Today he beats the clock.

"Fifty-five seconds," Fuller tells him. "Awesome."

Fuller constantly tracks her students' progress, checking not only how fast they read, but how fluently, and how well they comprehend.

She knows not only if they're reading better, but by exactly how much.

In August, none of her charges was reading at grade level. One was at a prekindergarten level.

Now, all of them read like third-graders.

* * *

After school, Darius and his mother sit at the kitchen table, an hour together before she must pick up Darren from chess club.

Soft light spills through the blinds. The air conditioner hums.

Darius mumbles softly, counts on his fingers. He flips his worksheet over and back, over and back, before whispering to himself, "That's wrong."

Scribble scribble. Erase. Scribble.

He shows mom.

"Time tables looking good," she tells him.

Next up: word search.

The page is filled with letters. Hidden words relate to a basketball theme.

Darius spends a few minutes searching . . . searching . . . searching before rising from his chair and standing next to mom.

He says he tried. He says he found three words.

"I don't think you're looking," mom says. "I think you want me to find them all."

She takes his pencil and circles one word. Then another. Then another.

"I'm finding more than you," she says. "This isn't right."

She finds "stone."

He finds "grow," but pronounces it "glow."
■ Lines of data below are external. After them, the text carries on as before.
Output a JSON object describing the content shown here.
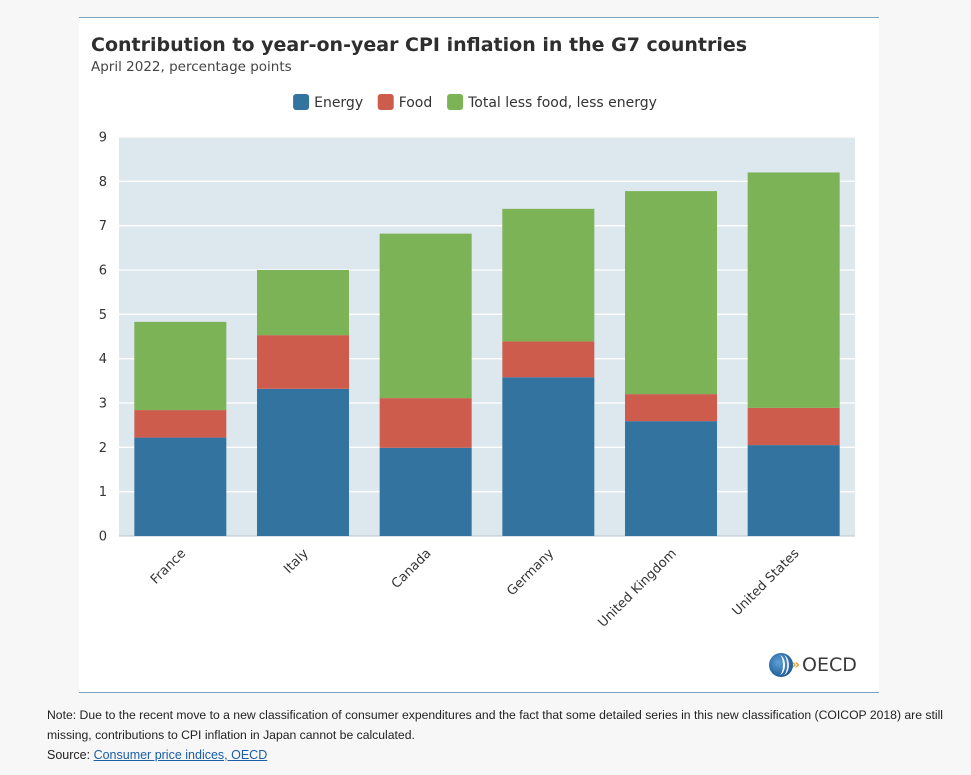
{
  "chart_data": {
    "type": "bar",
    "stacked": true,
    "title": "Contribution to year-on-year CPI inflation in the G7 countries",
    "subtitle": "April 2022, percentage points",
    "categories": [
      "France",
      "Italy",
      "Canada",
      "Germany",
      "United Kingdom",
      "United States"
    ],
    "series": [
      {
        "name": "Energy",
        "color": "#33739f",
        "values": [
          2.22,
          3.32,
          1.99,
          3.58,
          2.59,
          2.05
        ]
      },
      {
        "name": "Food",
        "color": "#cd5c4c",
        "values": [
          0.62,
          1.21,
          1.12,
          0.81,
          0.61,
          0.84
        ]
      },
      {
        "name": "Total less food, less energy",
        "color": "#7db357",
        "values": [
          1.99,
          1.47,
          3.71,
          2.99,
          4.58,
          5.31
        ]
      }
    ],
    "xlabel": "",
    "ylabel": "",
    "ylim": [
      0,
      9
    ],
    "yticks": [
      "0",
      "1",
      "2",
      "3",
      "4",
      "5",
      "6",
      "7",
      "8",
      "9"
    ],
    "grid": true,
    "legend_position": "top-center"
  },
  "brand": {
    "logo_text": "OECD"
  },
  "footer": {
    "note": "Note: Due to the recent move to a new classification of consumer expenditures and the fact that some detailed series in this new classification (COICOP 2018) are still missing, contributions to CPI inflation in Japan cannot be calculated.",
    "source_prefix": "Source: ",
    "source_link": "Consumer price indices, OECD"
  }
}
She finds "aimed." Then "forward."

"I can find it," Darius protests.

He takes back the pencil and paper and scans . . . and scans . . . and scans . . .

For Darius, the words keep hiding.

"Come on, let's do the other words," mom says finally. "So you don't have to worry about it."

* * *

Two Fridays ago, Darren makes the call from grandma's house.

"We got our FCAT scores," he says.

Mom squirms as Darren reads the entire FCAT pamphlet. Finally, he delivers the news:

"Both of us passed."

Both, in fact, scored at Level 3.

Mom calls the assistant principal to double-check.

It's true. She screams.

But even as she promises Darius baby back ribs at Chili's, Darren can't resist a dig.

"Yeah," little brother says. "I passed the FCAT the first time."